CAR T cells suppress GI solid tumor cells without toxicity to healthy tissue

New research finds that CAR T cells can eliminate solid tumors, but do not damage healthy, normal tissues that also express a tumor antigen, because the tumor antigen is sequestered and hidden between the normal cells.

Chimeric antigen receptor (CAR) T cells can be remarkably effective in treating leukemias and lymphomas, but there are no successful immunotherapies for neuroendocrine tumors (NETs) and gastrointestinal cancers (GICs) yet.

Microscopic view of T cells.
CDH17 CAR T cells attack a tumor but spare healthy tissue. (Image: Penn Medicine News)

Researchers at Penn Medicine have discovered that CAR T cells directed to a tumor antigen, CDH17, a cell surface marker expressed on both NETs and GICs but also found on healthy tissues, eliminated GICs in several preclinical models without toxicity to normal tissues in multiple mouse organs, including the small intestine and colon.

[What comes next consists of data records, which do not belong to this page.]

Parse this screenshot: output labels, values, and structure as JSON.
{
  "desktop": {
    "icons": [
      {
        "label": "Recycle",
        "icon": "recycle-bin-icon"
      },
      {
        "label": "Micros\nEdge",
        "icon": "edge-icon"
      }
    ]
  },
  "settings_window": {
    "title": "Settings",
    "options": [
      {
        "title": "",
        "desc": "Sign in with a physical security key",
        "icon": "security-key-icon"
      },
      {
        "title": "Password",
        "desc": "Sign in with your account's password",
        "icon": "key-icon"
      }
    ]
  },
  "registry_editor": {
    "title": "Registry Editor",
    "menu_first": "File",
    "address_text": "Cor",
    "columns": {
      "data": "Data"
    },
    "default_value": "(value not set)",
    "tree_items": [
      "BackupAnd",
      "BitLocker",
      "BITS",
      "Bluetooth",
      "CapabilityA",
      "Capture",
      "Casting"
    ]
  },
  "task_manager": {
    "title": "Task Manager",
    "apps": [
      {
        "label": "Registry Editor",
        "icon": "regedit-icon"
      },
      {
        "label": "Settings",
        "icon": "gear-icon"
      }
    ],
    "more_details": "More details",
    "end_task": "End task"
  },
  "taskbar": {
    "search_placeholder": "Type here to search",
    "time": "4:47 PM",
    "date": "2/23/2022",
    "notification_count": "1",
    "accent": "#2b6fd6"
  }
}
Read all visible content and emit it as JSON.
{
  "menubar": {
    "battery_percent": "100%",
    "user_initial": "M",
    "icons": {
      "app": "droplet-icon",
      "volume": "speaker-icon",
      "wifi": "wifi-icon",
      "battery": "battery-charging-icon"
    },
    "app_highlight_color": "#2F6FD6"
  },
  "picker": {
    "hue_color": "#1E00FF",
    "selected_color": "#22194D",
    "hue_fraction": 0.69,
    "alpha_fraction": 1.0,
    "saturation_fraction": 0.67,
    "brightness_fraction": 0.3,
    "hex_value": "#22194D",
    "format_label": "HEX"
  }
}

The results from this study, the first to target CDH17 in neuroendocrine tumors, suggest a new class of tumor associated antigens accessible to CAR T cells in tumors but sequestered from CAR T cells in healthy tissues.

In the study, published in Nature Cancer, researchers isolated a llama-derived nanobody, a small antibody, which led to the identification of CDH17. Targeting CDH17—which is mainly expressed in the intestinal system—with CDH17CAR T cells eliminated gastric, pancreatic, and colorectal cancers in animal models. While CDH17 is also expressed in normal intestinal epithelial cells, the CDH17CAR T cells did not attack the normal cells, likely because the CAR T cells cannot reach or bind to healthy tissue in the tight junction between normal intestine epithelial cells, creating a “masking” effect in healthy cells from CAR T attack.

“Our work demonstrates that CDH17CAR T cells can eliminate solid tumors like NETs and GICs, but do not damage healthy, normal tissues that also express CDH17, because CDH17 is sequestered and hidden between the normal cells,” says senior author Xianxin Hua, a professor in the Department of Cancer Biology in the Abramson Family Cancer Research Institute at Penn. “This opens avenues to explore a new class of tumor antigens that are also expressed in normal cells but protected by the CAR T cell attack, and is hopefully another important step in developing safer immunotherapies for solid tumors.”

There are about five million new cases of GICs annually worldwide, underscoring the need for scientific and clinical advancements.